Falta ainda negociar toda a área Social que está previsto que passe para as autarquias em Janeiro de 2023.

A negociação fechou-se, aparentemente, com mais dinheiro e condicionada à apresentação, por parte do Governo, da lista de escolas e centros de saúde, definindo-se as prioridades de intervenção e respetivo financiamento. Já nada nos espanta, mas mesmo assim, é lamentável que a administração central, designadamente os ministérios da Saúde e da Educação não tenham já esse levantamento.

Como se percebe, ninguém se preocupa em responder à pergunta essencial: vão os serviços públicos de educação e saúde melhorar com esta transferência de competências? Ou isto resume-se a delegação de tarefas, uma “tarefização” como diz o presidente da Câmara de Póvoa do Varzim em entrevista ao “Semáforo Político” na Rádio Observador. Ou seja, transferem-se tarefas menores sem se perceber se, com isso se consegue fazer melhor do que se fazia, nem que seja com o mesmo dinheiro.

Face àquilo que tem sido o debate, parece que o principal objectivo do Governo foi poupar dinheiro. Não sendo capaz de fazer uma reforma do Estado em que, com menos, se faça mais, entrega tarefas aos municípios, transferindo para eles menos dinheiro do que aquele que a administração central gasta a fazer a mesma coisa. É uma táctica de reduzir a despesa pública e, se não fosse Rui Moreira, se calhar até funcionava, uma vez que o PSD, enquanto partido, pouco se faz ouvir. Apenas alguns autarcas do PSD e do PCP falaram.
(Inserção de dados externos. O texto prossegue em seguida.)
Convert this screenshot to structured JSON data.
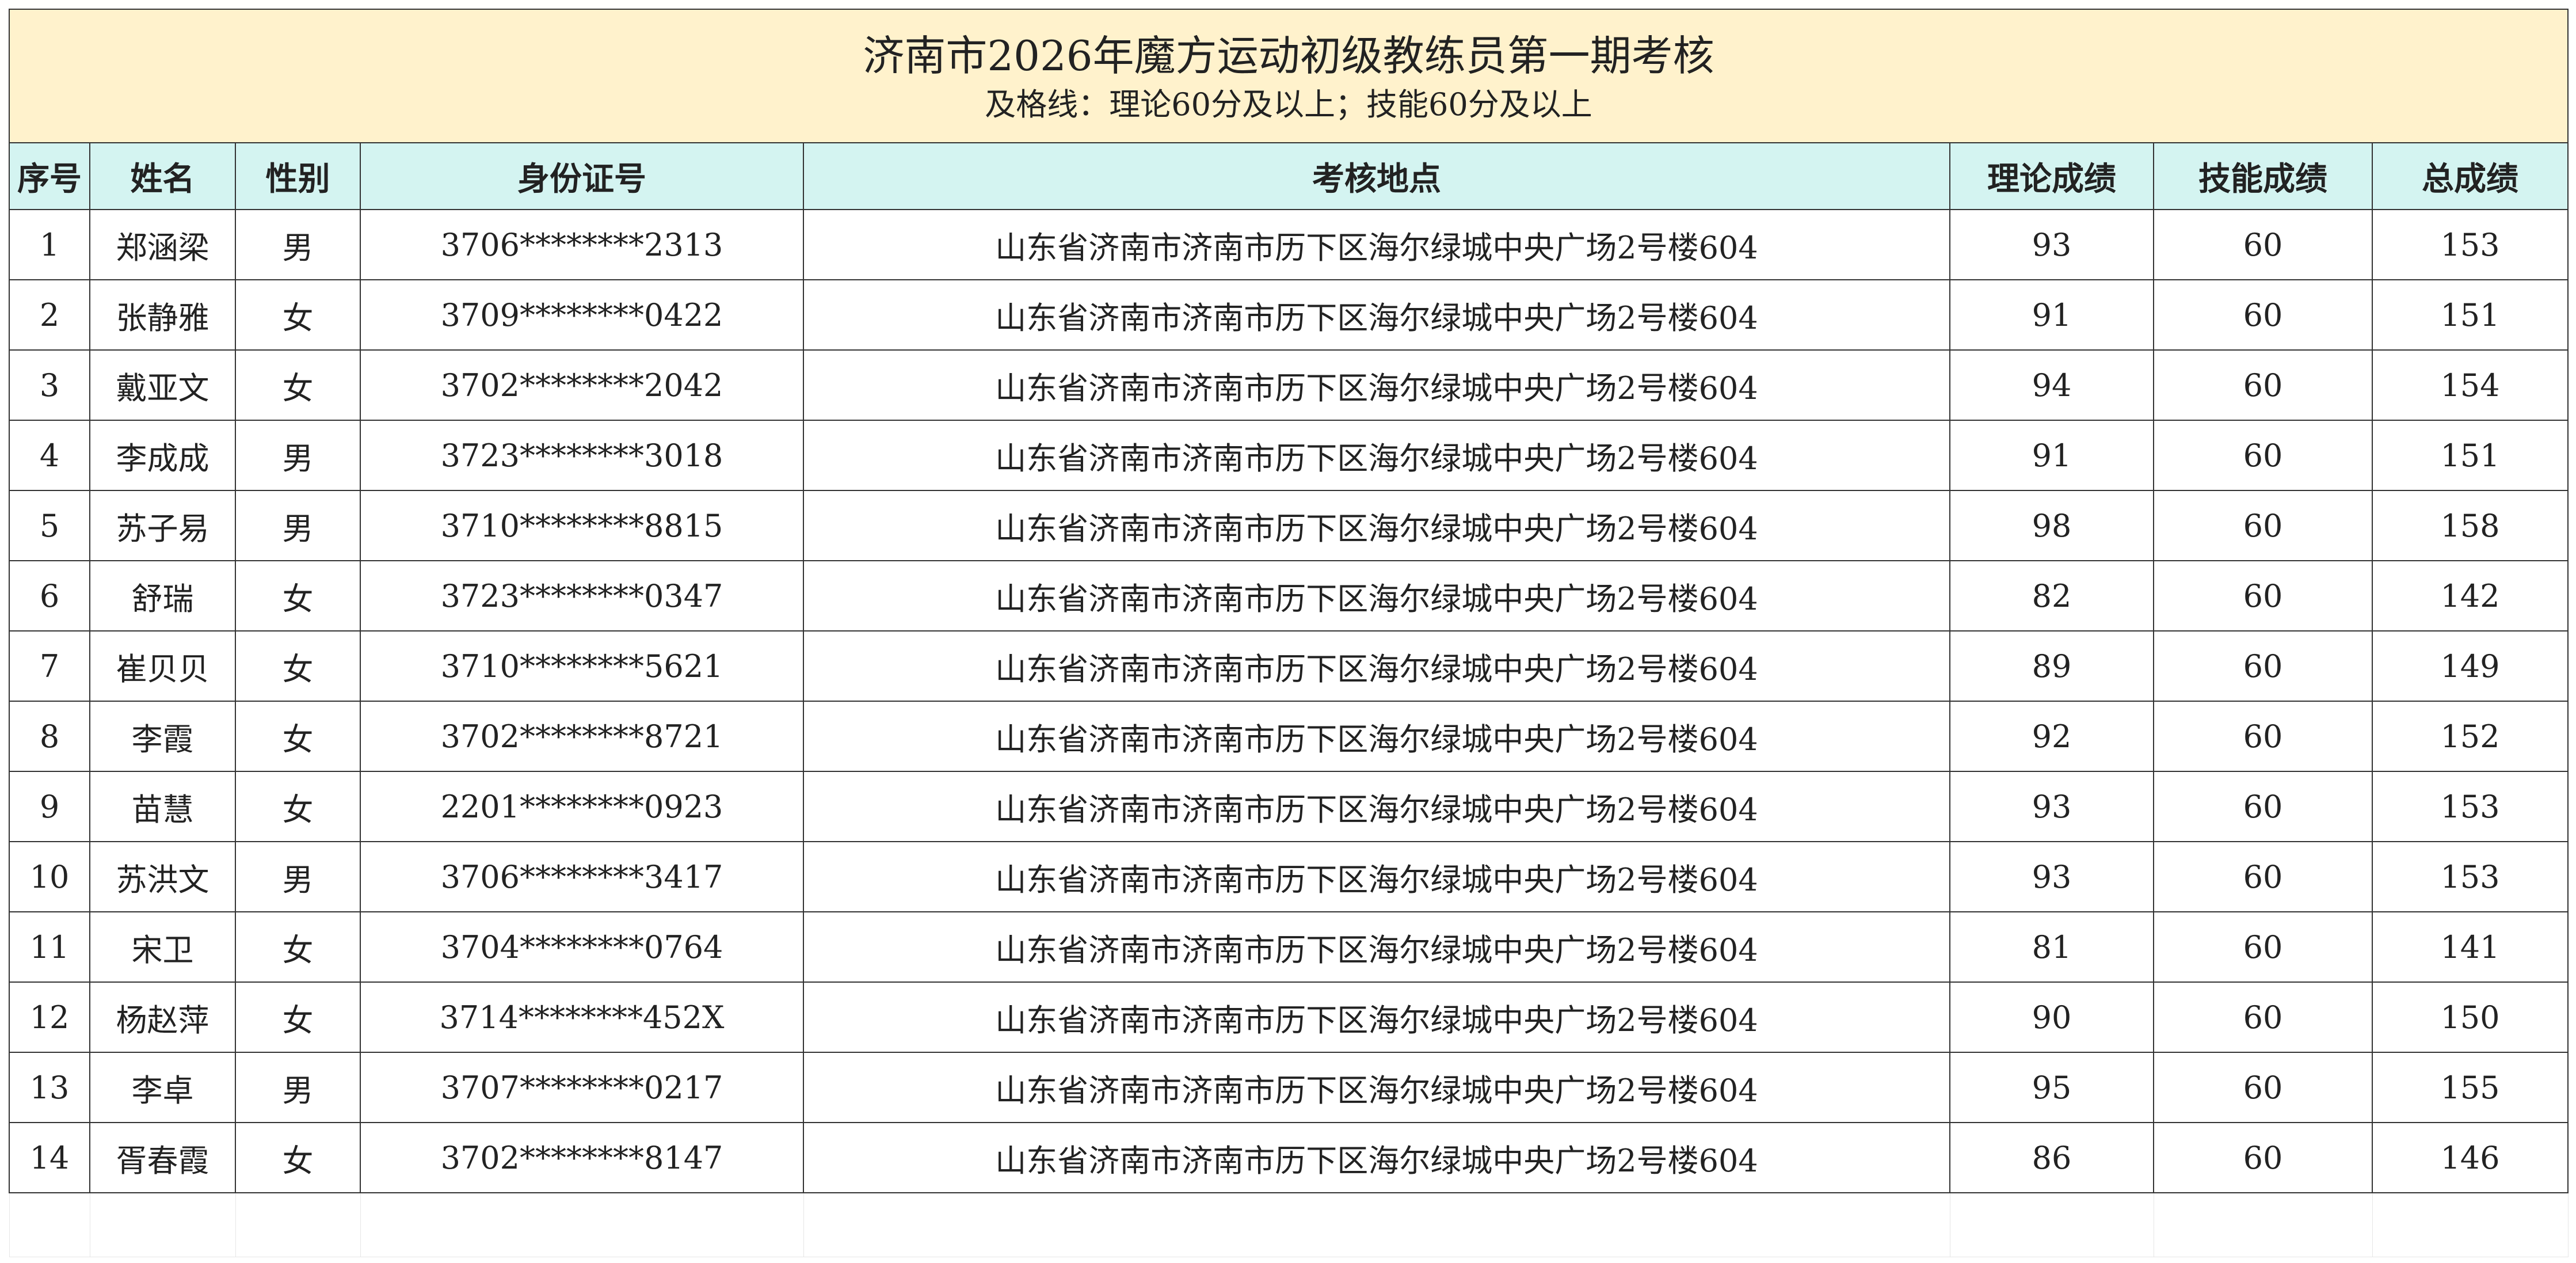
{
  "title": "济南市2026年魔方运动初级教练员第一期考核",
  "subtitle": "及格线：理论60分及以上；技能60分及以上",
  "columns": [
    "序号",
    "姓名",
    "性别",
    "身份证号",
    "考核地点",
    "理论成绩",
    "技能成绩",
    "总成绩"
  ],
  "rows": [
    [
      "1",
      "郑涵梁",
      "男",
      "3706********2313",
      "山东省济南市济南市历下区海尔绿城中央广场2号楼604",
      "93",
      "60",
      "153"
    ],
    [
      "2",
      "张静雅",
      "女",
      "3709********0422",
      "山东省济南市济南市历下区海尔绿城中央广场2号楼604",
      "91",
      "60",
      "151"
    ],
    [
      "3",
      "戴亚文",
      "女",
      "3702********2042",
      "山东省济南市济南市历下区海尔绿城中央广场2号楼604",
      "94",
      "60",
      "154"
    ],
    [
      "4",
      "李成成",
      "男",
      "3723********3018",
      "山东省济南市济南市历下区海尔绿城中央广场2号楼604",
      "91",
      "60",
      "151"
    ],
    [
      "5",
      "苏子易",
      "男",
      "3710********8815",
      "山东省济南市济南市历下区海尔绿城中央广场2号楼604",
      "98",
      "60",
      "158"
    ],
    [
      "6",
      "舒瑞",
      "女",
      "3723********0347",
      "山东省济南市济南市历下区海尔绿城中央广场2号楼604",
      "82",
      "60",
      "142"
    ],
    [
      "7",
      "崔贝贝",
      "女",
      "3710********5621",
      "山东省济南市济南市历下区海尔绿城中央广场2号楼604",
      "89",
      "60",
      "149"
    ],
    [
      "8",
      "李霞",
      "女",
      "3702********8721",
      "山东省济南市济南市历下区海尔绿城中央广场2号楼604",
      "92",
      "60",
      "152"
    ],
    [
      "9",
      "苗慧",
      "女",
      "2201********0923",
      "山东省济南市济南市历下区海尔绿城中央广场2号楼604",
      "93",
      "60",
      "153"
    ],
    [
      "10",
      "苏洪文",
      "男",
      "3706********3417",
      "山东省济南市济南市历下区海尔绿城中央广场2号楼604",
      "93",
      "60",
      "153"
    ],
    [
      "11",
      "宋卫",
      "女",
      "3704********0764",
      "山东省济南市济南市历下区海尔绿城中央广场2号楼604",
      "81",
      "60",
      "141"
    ],
    [
      "12",
      "杨赵萍",
      "女",
      "3714********452X",
      "山东省济南市济南市历下区海尔绿城中央广场2号楼604",
      "90",
      "60",
      "150"
    ],
    [
      "13",
      "李卓",
      "男",
      "3707********0217",
      "山东省济南市济南市历下区海尔绿城中央广场2号楼604",
      "95",
      "60",
      "155"
    ],
    [
      "14",
      "胥春霞",
      "女",
      "3702********8147",
      "山东省济南市济南市历下区海尔绿城中央广场2号楼604",
      "86",
      "60",
      "146"
    ]
  ],
  "colors": {
    "title_background": "#fff2cc",
    "header_background": "#d4f4f1",
    "border": "#333333"
  }
}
Em certos casos, levando em conta a forma como algumas autarquias gastam dinheiro – ou desperdiçam, melhor dizendo – até se pode admitir que, no seu conjunto, o sector público administrativo podia tornar-se menos gastador e mais eficiente. Mas o problema é que nem todas as autarquias estão na mesma situação, em parte por causa do seu modelo de financiamento. E, convenhamos, esta não é a melhor forma de fazer mais com menos, não é a melhor forma de melhorar os serviços públicos.

Esta descentralização reflecte bem aquilo em que se transformou a governação do país. Parece que ninguém se concentra em melhorar os serviços públicos, antes todos regateiam a manta de dinheiro que parece nunca chegar. Nem mesmo com todo o dinheiro que Bruxelas vai despejando em Portugal.